Anti-whaling campaigner Paul Watson, arrested Sunday in Frankfurt on a warrant from Costa Rica on charges relating to a high seas confrontation in 2002, has spent decades battling seal hunters.
The Canadian, 61, an early member of Greenpeace who also spent time with the merchant marine, devoted himself to saving marine life in 1977, forming the Earth Force Society, which later became the Sea Shepherd Conservation Society.
"Our goal is to protect the oceans because if they die, we will all die," he told AFP in a 2010 interview.
Born in Toronto in 1950, Watson says on his website that he carried out his first animal activism at the age of nine — setting out to confiscate and destroy animal traps.
But it was during a skirmish with Soviet whalers in 1975, in which he was stuck in an inflatable dinghy between hunters with harpoons and the whale pod, that he says developed his deep sympathy for whales.
In 1978 the Society bought its first ship, a British sea trawler, and renamed the vessel the Sea Shepherd.
"I happen to think that whales are more intelligent than people," he told the Sydney Morning Herald in 2010. "Certainly their languages are more complex and their communication skills are more complex."
"We put ourselves between a harpoon and a whale. They fired the harpoon over our head and hit a female from the pod. She screamed; it was like a woman screaming and there were fountains of blood," Watson told the Herald.
Just as another fatally wounded whale was about to attack Watson's dinghy, the giant animal caught his eye and changed its mind.
"As I looked up at that eye, rising out of the water, an eye the size of my fist; what I saw there really changed my life forever. Because I saw understanding. He understood what we were trying to do. I saw the muscles pull, and he pulled himself back and slipped under the sea to die."

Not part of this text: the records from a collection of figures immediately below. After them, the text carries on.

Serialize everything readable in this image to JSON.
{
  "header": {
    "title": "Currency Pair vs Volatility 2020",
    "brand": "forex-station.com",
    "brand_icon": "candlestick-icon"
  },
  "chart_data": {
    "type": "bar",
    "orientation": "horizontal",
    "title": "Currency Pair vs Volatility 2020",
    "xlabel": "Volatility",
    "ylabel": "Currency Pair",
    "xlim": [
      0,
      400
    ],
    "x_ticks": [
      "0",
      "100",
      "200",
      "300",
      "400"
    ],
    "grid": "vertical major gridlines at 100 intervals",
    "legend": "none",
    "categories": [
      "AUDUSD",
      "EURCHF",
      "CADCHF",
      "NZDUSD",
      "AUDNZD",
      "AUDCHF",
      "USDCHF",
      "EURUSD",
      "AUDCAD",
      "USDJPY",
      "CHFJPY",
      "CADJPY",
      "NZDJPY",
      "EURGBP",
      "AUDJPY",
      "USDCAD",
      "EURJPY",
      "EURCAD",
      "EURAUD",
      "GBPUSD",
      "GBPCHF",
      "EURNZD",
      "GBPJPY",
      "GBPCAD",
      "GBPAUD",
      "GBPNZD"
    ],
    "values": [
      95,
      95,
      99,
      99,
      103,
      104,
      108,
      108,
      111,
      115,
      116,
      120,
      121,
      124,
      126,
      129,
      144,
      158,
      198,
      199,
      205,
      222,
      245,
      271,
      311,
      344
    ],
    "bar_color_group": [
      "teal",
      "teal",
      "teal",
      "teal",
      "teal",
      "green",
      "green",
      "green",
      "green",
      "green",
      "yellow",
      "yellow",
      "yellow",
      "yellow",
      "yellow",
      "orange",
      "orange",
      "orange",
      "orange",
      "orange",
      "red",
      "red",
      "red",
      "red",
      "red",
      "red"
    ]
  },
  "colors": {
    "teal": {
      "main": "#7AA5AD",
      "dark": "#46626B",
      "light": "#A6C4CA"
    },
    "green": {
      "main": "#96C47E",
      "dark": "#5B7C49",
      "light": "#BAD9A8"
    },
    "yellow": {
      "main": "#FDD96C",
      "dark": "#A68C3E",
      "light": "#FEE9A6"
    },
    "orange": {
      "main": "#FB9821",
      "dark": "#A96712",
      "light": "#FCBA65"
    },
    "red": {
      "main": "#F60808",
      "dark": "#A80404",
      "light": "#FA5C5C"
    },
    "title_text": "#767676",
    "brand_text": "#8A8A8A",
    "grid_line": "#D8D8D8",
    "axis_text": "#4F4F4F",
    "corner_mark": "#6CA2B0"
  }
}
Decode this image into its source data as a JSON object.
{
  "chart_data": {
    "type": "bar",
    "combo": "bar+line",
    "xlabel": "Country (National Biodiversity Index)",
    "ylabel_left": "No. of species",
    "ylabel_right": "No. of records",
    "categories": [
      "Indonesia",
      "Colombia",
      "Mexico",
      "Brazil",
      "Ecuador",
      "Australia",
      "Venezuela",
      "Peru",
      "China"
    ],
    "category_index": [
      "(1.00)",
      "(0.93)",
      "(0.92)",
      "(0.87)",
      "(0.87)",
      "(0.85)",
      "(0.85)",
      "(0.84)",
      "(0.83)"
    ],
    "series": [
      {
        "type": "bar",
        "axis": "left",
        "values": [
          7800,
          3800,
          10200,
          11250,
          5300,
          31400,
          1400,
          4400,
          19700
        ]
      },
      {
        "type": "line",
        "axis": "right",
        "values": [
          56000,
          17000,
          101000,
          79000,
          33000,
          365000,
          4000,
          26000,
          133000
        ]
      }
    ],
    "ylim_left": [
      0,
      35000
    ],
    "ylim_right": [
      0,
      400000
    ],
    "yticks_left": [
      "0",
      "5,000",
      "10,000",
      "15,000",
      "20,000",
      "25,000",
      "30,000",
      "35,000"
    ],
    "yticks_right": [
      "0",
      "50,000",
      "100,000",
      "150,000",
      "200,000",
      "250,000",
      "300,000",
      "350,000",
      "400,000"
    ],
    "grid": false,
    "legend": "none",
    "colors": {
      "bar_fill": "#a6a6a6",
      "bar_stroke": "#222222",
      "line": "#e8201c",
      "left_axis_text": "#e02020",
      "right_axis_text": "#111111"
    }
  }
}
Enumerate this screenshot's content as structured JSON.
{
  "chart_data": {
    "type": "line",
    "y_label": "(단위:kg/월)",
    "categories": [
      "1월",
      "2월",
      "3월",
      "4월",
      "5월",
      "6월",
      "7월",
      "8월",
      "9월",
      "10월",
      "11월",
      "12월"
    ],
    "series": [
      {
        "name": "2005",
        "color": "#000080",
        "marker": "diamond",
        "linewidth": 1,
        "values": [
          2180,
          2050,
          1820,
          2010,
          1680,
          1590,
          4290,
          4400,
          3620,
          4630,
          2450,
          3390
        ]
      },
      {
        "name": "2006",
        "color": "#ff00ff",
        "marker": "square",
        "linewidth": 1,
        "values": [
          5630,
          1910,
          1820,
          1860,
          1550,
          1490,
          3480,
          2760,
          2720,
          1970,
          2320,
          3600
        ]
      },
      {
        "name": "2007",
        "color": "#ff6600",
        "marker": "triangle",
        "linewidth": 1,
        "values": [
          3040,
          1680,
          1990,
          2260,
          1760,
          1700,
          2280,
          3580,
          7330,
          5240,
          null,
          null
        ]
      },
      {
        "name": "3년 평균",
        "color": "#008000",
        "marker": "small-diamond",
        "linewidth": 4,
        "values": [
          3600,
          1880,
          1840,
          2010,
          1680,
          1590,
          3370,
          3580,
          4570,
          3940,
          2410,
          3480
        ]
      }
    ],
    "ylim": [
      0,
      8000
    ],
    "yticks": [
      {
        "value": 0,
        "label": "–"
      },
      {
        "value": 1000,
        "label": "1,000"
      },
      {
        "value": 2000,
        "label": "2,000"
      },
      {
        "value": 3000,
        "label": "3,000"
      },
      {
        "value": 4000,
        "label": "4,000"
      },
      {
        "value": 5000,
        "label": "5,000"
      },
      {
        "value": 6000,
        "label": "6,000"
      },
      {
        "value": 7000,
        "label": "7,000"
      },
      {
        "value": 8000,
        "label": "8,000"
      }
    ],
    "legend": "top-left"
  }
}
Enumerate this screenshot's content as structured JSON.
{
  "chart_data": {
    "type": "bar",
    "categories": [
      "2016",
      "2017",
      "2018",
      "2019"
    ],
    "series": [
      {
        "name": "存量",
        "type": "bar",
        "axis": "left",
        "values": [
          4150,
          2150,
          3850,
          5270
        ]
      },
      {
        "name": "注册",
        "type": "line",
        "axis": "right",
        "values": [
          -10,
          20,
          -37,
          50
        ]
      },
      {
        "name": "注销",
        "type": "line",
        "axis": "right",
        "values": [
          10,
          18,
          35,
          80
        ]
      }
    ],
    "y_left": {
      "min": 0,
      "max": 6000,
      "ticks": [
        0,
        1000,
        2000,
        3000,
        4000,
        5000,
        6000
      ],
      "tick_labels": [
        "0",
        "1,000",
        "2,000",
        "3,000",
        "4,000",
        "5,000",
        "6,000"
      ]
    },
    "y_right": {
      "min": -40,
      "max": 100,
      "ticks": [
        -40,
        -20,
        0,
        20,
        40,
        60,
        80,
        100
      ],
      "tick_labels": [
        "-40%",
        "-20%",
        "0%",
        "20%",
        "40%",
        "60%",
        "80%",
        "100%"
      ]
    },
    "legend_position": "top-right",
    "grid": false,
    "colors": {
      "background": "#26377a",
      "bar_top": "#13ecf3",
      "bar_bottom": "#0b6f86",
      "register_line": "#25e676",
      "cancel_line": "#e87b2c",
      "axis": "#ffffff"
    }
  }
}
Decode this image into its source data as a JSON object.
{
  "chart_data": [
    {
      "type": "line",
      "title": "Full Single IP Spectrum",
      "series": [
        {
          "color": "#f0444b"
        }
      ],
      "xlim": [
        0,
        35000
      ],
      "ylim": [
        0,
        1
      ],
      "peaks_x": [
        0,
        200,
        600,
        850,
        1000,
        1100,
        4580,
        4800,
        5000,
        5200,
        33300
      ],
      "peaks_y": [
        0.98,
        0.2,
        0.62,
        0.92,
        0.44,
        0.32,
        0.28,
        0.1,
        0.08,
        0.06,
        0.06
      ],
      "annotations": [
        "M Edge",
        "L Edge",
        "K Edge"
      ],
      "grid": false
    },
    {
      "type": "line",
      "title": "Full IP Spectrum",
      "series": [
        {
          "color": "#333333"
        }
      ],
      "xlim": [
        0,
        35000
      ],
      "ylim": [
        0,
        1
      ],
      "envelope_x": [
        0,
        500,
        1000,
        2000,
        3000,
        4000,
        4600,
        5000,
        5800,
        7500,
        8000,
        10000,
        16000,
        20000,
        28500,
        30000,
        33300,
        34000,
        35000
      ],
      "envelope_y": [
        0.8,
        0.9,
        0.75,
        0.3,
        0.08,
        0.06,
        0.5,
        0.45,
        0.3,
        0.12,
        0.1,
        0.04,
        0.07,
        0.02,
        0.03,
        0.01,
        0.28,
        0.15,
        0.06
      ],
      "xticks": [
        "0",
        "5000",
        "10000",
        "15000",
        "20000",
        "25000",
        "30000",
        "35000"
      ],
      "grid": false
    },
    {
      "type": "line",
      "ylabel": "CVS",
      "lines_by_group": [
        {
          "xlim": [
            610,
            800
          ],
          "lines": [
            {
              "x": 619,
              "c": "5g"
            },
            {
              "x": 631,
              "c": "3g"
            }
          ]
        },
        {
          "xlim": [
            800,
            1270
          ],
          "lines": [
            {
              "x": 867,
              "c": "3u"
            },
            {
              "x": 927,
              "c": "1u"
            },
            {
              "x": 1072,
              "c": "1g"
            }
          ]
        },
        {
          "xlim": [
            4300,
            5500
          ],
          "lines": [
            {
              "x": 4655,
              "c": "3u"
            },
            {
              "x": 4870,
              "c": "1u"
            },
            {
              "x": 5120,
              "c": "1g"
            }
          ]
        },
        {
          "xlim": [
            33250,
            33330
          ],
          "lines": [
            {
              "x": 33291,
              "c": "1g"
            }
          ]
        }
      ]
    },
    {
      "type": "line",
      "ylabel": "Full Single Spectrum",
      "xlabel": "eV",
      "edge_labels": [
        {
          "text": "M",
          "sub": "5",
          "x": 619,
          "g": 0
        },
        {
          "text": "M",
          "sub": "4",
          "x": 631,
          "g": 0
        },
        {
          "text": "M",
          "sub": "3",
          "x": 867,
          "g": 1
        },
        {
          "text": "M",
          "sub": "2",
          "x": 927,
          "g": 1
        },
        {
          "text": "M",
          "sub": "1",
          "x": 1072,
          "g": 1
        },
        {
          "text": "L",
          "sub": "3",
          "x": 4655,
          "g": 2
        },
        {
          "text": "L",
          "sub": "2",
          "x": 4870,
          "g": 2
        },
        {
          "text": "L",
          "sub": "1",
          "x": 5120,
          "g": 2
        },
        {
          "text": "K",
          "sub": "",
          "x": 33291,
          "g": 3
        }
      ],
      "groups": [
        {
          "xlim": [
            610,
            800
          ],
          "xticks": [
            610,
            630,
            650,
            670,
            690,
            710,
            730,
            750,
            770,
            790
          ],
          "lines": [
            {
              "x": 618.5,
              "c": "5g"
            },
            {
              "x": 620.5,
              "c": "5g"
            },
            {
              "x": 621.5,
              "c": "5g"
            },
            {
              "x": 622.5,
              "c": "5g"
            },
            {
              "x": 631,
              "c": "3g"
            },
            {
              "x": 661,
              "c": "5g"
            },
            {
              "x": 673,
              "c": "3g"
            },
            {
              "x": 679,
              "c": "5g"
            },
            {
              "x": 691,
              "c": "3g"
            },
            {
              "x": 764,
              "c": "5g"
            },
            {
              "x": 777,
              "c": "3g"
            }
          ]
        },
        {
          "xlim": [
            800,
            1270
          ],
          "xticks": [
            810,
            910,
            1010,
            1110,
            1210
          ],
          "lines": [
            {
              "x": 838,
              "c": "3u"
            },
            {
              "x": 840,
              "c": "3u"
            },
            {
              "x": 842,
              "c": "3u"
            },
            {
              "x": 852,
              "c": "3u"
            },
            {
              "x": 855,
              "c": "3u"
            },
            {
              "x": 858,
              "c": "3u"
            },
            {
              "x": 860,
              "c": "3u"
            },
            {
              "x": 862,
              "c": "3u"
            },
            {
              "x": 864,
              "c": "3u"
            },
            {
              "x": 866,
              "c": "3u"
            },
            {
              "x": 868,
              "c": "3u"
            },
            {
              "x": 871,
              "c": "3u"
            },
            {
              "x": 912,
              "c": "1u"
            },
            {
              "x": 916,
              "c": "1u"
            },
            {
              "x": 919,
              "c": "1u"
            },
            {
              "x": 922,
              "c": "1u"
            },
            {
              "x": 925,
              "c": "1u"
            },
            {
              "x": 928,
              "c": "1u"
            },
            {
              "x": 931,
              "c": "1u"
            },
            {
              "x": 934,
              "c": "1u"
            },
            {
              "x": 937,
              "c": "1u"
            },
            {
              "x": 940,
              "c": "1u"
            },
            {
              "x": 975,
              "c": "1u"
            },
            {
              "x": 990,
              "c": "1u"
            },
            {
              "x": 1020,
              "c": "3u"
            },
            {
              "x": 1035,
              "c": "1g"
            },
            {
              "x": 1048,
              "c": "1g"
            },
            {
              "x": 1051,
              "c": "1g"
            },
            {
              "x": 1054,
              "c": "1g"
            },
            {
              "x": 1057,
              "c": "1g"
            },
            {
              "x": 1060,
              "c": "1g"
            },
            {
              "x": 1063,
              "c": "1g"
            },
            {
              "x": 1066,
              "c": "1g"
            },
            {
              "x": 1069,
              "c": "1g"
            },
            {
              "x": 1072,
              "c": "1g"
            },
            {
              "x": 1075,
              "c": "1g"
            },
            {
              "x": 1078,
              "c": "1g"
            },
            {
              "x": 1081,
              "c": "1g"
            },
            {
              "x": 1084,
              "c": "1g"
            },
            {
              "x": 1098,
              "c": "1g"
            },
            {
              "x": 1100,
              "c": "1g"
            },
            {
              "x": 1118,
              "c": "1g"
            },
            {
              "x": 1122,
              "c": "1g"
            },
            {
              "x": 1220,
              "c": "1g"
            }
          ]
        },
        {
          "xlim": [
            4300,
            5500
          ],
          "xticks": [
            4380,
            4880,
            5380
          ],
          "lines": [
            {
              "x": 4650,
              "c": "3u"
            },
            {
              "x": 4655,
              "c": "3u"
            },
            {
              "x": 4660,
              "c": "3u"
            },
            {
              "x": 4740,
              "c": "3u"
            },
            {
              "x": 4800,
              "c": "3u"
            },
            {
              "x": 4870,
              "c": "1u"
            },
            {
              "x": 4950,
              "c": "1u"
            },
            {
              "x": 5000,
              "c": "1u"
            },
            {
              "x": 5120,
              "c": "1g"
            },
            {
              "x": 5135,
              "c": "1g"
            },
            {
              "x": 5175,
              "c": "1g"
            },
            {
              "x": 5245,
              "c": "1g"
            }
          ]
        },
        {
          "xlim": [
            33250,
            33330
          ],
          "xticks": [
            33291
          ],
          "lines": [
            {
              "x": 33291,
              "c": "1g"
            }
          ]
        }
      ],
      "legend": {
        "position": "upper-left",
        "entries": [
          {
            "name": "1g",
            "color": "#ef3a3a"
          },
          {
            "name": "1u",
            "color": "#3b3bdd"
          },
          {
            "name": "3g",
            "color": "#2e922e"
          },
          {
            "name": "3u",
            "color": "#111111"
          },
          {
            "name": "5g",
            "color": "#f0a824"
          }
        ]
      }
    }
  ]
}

The Sea Shepherd, which has increasingly clashed with Japanese whalers in the Southern Ocean, prides itself on "innovative direct-action tactics" to confront so-called "illegal" activity on the high seas — including the use of acoustic weapons, water cannon and stink bombs against whalers.
The not-for-profit group has also trailed seal hunters and fought campaigns for sharks and dolphins, as well as regularly patrolling the Galapagos Islands.
In 2010 it clashed violently with Japanese boats, leading to the sinking of Sea Shepherd's high-tech superboat boat Ady Gil in the remote Southern Ocean.
Despite its radical tactics, Sea Shepherd has garnered the support of Hollywood A-listers such as Sean Penn and French screen siren Brigitte Bardot along the way.
Benefactors include rock legend Mick Jagger, Red Hot Chili Peppers frontman Anthony Kiedis, surfing champion Kelly Slater, and actors Christian Bale and Edward Norton.
Watson, who claims in his biography to have co-founded Greenpeace but said he parted ways with the the group over arguments about protest tactics, told the Herald he loved the sea for the "total sense of freedom."
"You're out beyond the bounds of government control and you're one with nature, really," he said.